Students had shown a keen interest in gardening and had a vegetable plot for several years in the backyard of the presbytery next door to the school. This worked well but was not ideal; it was difficult to supervise groups of students and it was inaccessible to other students who were not directly involved. The parish priest at the time, Father Dan Doyle, was wonderful and supported the initiative fully, bringing the gardeners refreshments, inquiring about their progress, and watering the gardens over the holidays. Students grew their produce from seed and harvested seed at the end of the season for the following year. The Southland Building Society also donated seeds each year. The produce was shared amongst various groups, students, parishioners and school families.
With the help of the Soil & Health’s Project Gro funding we purchased the wood to build planter boxes, which were made by a group of school parents. Bennetts Sawmill provided the macrocarpa at a very competitive price and Rangiora Landscape and Supplies donated the soil.
Each class was allocated their own planter box and decided what they wanted to plant. There wasn’t much planning; we just wanted to get the students interested and involved in all stages of the process and to have crops that matured quickly and to include some that could be picked and eaten directly from the garden.
A roster was made for the Christmas holidays and a few dedicated families ensured the beds were regularly watered. The gardens absolutely flourished and are still yielding much produce. We have grown beans, broccoli, cabbage, cauliflower, silverbeet, lettuce, potatoes, tomatoes, radishes, beetroot, cucumbers and capsicums. Marigolds were placed in some beds to ward off bugs, and no sprays or insecticides have been used. Students regularly visit the gardens with their class or during breaks and are encouraged to pick any ripe vegetables. Produce has been shared amongst students and staff and school families are welcome to help themselves too.
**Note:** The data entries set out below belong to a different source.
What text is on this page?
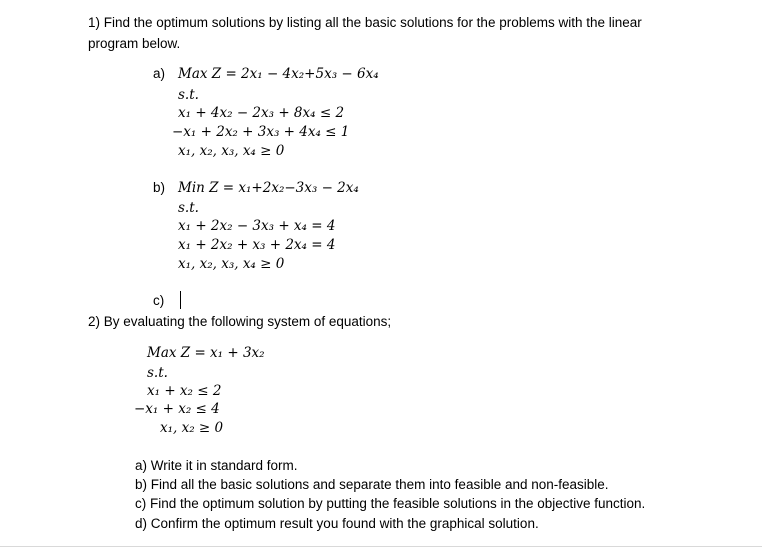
1) Find the optimum solutions by listing all the basic solutions for the problems with the linear
program below.
a) Max Z = 2x₁ − 4x₂+5x₃ − 6x₄
s.t.
x₁ + 4x₂ − 2x₃ + 8x₄ ≤ 2
−x₁ + 2x₂ + 3x₃ + 4x₄ ≤ 1
x₁, x₂, x₃, x₄ ≥ 0
b) Min Z = x₁+2x₂−3x₃ − 2x₄
s.t.
x₁ + 2x₂ − 3x₃ + x₄ = 4
x₁ + 2x₂ + x₃ + 2x₄ = 4
x₁, x₂, x₃, x₄ ≥ 0
c)
2) By evaluating the following system of equations;
Max Z = x₁ + 3x₂
s.t.
x₁ + x₂ ≤ 2
−x₁ + x₂ ≤ 4
x₁, x₂ ≥ 0
a) Write it in standard form.
b) Find all the basic solutions and separate them into feasible and non-feasible.
c) Find the optimum solution by putting the feasible solutions in the objective function.
d) Confirm the optimum result you found with the graphical solution.
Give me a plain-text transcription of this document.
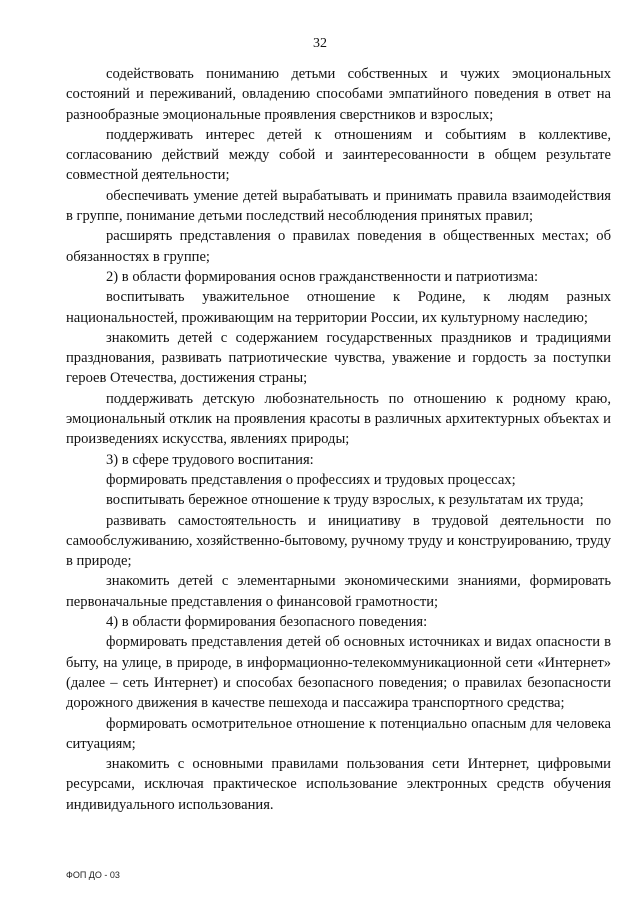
32

содействовать пониманию детьми собственных и чужих эмоциональных состояний и переживаний, овладению способами эмпатийного поведения в ответ на разнообразные эмоциональные проявления сверстников и взрослых;

поддерживать интерес детей к отношениям и событиям в коллективе, согласованию действий между собой и заинтересованности в общем результате совместной деятельности;

обеспечивать умение детей вырабатывать и принимать правила взаимодействия в группе, понимание детьми последствий несоблюдения принятых правил;

расширять представления о правилах поведения в общественных местах; об обязанностях в группе;

2) в области формирования основ гражданственности и патриотизма:

воспитывать уважительное отношение к Родине, к людям разных национальностей, проживающим на территории России, их культурному наследию;

знакомить детей с содержанием государственных праздников и традициями празднования, развивать патриотические чувства, уважение и гордость за поступки героев Отечества, достижения страны;

поддерживать детскую любознательность по отношению к родному краю, эмоциональный отклик на проявления красоты в различных архитектурных объектах и произведениях искусства, явлениях природы;

3) в сфере трудового воспитания:

формировать представления о профессиях и трудовых процессах;

воспитывать бережное отношение к труду взрослых, к результатам их труда;

развивать самостоятельность и инициативу в трудовой деятельности по самообслуживанию, хозяйственно-бытовому, ручному труду и конструированию, труду в природе;

знакомить детей с элементарными экономическими знаниями, формировать первоначальные представления о финансовой грамотности;

4) в области формирования безопасного поведения:

формировать представления детей об основных источниках и видах опасности в быту, на улице, в природе, в информационно-телекоммуникационной сети «Интернет» (далее – сеть Интернет) и способах безопасного поведения; о правилах безопасности дорожного движения в качестве пешехода и пассажира транспортного средства;

формировать осмотрительное отношение к потенциально опасным для человека ситуациям;

знакомить с основными правилами пользования сети Интернет, цифровыми ресурсами, исключая практическое использование электронных средств обучения индивидуального использования.

ФОП ДО - 03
The next step is to look more closely at planting for a purpose, selecting plants that are suited to the growing environment, companion planting, natural ways to control pests, irrigation, ways to increase yield and investigate how to make the best use of the produce (e.g. donate to the parish food basket for families suffering hardship, do some preserving for the school fair etc.) It would also be great to be part of a seed exchange programme. Hopefully some of these ideas will be taken up by classes wanting to develop further this great kinaesthetic learning opportunity.